From the perspective of theoretical characteristics and modes of thinking, an important reason for the pluralism, lack of consensus, and practical weakness of contemporary foreign Marxism is its return to a humanist axiology and cultural-philosophical critique, rather than utilizing the critique of political economy and historical materialism as methodological principles.

In the history of foreign Marxist critiques of capitalism, a persistent and universal thread is the critique of alienation. From Lukács revealing "reification" and reified consciousness in the "universalization of the commodity form," to the Frankfurt School’s theories of consumer alienation, alienation of everyday life, technological alienation, psychological alienation, semiotic alienation, alienation of the spectacle, and accelerationist alienation, and finally to today’s digital, platform, environmental, and spatial alienation—all are inseparable from the humanist tradition of value critique. The logic of "ought-to-be" [3] critique reflected in these works often stems from philosophical speculation, pointing toward debates over the rationality and legitimacy of cultural values. Meanwhile, it overlooks or obscures the political-economic analysis of the internal structural contradictions of capitalism based on the scientific worldview of historical materialism, as well as the implementation of the path of revolutionary practice. Perry Anderson, summarizing the contemporary critical logic of foreign Marxism, noted that it "theoretically shifts its center fundamentally toward philosophy," rather than focusing on economic or political structures. David Harvey similarly recognized and critiqued this "ought-to-be" logic as a "political activity that avoids core contradictions and can only deal with symptoms." From the dimension of political philosophy, Nancy Fraser also admitted, "We are far from having a convincing answer."

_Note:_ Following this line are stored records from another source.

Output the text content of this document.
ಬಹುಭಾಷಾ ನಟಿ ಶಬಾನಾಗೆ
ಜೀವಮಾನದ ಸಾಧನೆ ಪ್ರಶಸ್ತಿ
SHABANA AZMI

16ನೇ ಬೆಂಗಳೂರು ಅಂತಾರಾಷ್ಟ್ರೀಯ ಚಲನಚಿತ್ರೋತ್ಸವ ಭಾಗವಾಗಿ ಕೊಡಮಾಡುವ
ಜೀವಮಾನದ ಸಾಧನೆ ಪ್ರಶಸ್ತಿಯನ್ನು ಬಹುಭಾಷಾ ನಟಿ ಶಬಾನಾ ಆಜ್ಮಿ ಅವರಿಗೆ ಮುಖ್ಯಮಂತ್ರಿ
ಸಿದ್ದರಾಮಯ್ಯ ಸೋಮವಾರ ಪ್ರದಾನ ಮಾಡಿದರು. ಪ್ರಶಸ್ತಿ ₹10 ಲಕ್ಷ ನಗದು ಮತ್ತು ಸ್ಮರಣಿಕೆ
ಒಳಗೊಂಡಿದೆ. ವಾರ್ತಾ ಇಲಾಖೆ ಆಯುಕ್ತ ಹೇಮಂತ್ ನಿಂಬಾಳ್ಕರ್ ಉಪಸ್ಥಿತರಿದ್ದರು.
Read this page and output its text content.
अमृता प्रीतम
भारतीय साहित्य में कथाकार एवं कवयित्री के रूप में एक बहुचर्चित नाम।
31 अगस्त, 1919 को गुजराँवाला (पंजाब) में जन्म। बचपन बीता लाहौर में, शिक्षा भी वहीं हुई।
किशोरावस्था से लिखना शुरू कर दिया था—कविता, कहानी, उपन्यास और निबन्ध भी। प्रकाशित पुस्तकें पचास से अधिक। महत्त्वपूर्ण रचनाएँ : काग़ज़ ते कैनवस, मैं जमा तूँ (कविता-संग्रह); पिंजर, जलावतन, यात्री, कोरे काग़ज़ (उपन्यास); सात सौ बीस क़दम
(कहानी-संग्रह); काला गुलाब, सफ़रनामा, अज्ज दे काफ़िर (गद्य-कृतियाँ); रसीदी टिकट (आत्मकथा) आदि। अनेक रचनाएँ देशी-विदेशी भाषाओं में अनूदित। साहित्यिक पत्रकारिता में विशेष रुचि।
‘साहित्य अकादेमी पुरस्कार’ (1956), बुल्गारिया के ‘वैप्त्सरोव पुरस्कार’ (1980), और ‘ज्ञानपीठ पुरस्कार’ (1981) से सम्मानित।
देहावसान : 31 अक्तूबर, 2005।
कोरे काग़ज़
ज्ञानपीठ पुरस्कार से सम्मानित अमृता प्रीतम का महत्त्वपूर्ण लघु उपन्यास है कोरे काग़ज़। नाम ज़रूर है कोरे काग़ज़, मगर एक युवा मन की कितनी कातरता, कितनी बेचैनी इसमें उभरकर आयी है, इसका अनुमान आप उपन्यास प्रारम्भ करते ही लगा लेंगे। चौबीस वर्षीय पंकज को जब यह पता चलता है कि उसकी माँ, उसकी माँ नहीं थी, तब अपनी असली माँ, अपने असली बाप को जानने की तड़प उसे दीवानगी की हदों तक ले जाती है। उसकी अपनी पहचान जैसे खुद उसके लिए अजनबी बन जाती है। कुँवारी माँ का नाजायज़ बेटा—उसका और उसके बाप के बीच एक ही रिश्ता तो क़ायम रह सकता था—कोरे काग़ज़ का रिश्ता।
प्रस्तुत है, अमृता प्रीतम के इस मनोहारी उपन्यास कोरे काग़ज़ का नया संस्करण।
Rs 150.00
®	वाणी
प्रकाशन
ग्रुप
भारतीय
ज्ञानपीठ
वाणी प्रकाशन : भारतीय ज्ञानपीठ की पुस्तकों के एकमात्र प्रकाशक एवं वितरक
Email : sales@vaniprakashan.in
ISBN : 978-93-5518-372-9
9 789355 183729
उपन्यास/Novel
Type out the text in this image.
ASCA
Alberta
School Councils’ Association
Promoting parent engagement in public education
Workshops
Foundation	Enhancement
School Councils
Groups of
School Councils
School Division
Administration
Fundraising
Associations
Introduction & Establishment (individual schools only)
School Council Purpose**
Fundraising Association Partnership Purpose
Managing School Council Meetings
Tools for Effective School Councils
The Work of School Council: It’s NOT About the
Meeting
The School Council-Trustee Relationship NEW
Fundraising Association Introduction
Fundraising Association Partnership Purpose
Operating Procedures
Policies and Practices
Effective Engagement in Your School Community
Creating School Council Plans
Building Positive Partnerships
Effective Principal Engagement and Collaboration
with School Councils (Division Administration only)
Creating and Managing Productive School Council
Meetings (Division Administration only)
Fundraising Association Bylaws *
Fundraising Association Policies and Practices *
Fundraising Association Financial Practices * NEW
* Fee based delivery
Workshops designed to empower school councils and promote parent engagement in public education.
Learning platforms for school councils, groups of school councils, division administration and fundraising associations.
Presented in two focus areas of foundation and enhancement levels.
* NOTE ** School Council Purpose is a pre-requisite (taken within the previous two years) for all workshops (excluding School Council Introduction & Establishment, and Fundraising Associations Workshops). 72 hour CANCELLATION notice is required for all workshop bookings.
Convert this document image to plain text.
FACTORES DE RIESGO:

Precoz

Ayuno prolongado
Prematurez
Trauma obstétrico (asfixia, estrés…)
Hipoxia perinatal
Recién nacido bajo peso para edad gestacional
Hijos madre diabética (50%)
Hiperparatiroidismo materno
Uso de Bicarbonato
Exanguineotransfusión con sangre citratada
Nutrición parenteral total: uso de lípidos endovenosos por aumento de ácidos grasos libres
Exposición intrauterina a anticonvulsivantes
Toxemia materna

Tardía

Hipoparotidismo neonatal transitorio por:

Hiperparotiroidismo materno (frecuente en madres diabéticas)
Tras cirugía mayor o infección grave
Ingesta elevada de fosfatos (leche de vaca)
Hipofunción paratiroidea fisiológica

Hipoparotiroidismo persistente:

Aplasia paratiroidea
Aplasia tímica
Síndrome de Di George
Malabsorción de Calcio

Consequently, the cultural-philosophical critique based on humanist principles inevitably falls into utopianism or manifests as formalized liberation schemes limited to paper or imagination, such as political struggle or cultural rejection. Marxism, however, has always emphasized that the engine of history is revolution, not critique. Remaining at the level of any form of speculation or so-called "revolution of consciousness" is not a true driving force of history. More important than endless theoretical debate is reaching a valuable consensus and forming a united force to promote socio-historical development and human progress. We must firm up the basic Marxist positions, viewpoints, and methods, rely on the power of the masses as the main subject, and liberate and develop the productive forces through continuous revolutionary practice. This involves constantly innovating material modes of production and life, comprehensively raising the level of material and spiritual civilization, and gradually moving toward the realization of human liberation.

In a certain sense, contemporary foreign Marxism has launched multi-dimensional critiques of real social issues concerning human survival, such as environmental issues, social equality and justice, cyberspace security, social psychology, and the rule of law. Schools such as Ecological Marxism, Feminist Marxism, Marxist spatial critique, and historical-geographical materialism are surging, attempting to combine natural sciences and humanities with Marxist theory. They continue the critical tradition of Western Marxism in identifying problems, critiquing the status quo, and expanding the global horizons and interdisciplinary integration of Marxist theory, fully demonstrating the theoretical vitality of Marxism. However, as stated above, contemporary foreign Marxism is simultaneously moving toward a "post-academic" abyss of fragmented deconstruction of basic Marxist positions through these diverse "avatars." It has dismembered the integrity of the Marxist theoretical system, making the failure to reach theoretical consensus and practical synergy the greatest limitation and obstacle to its development.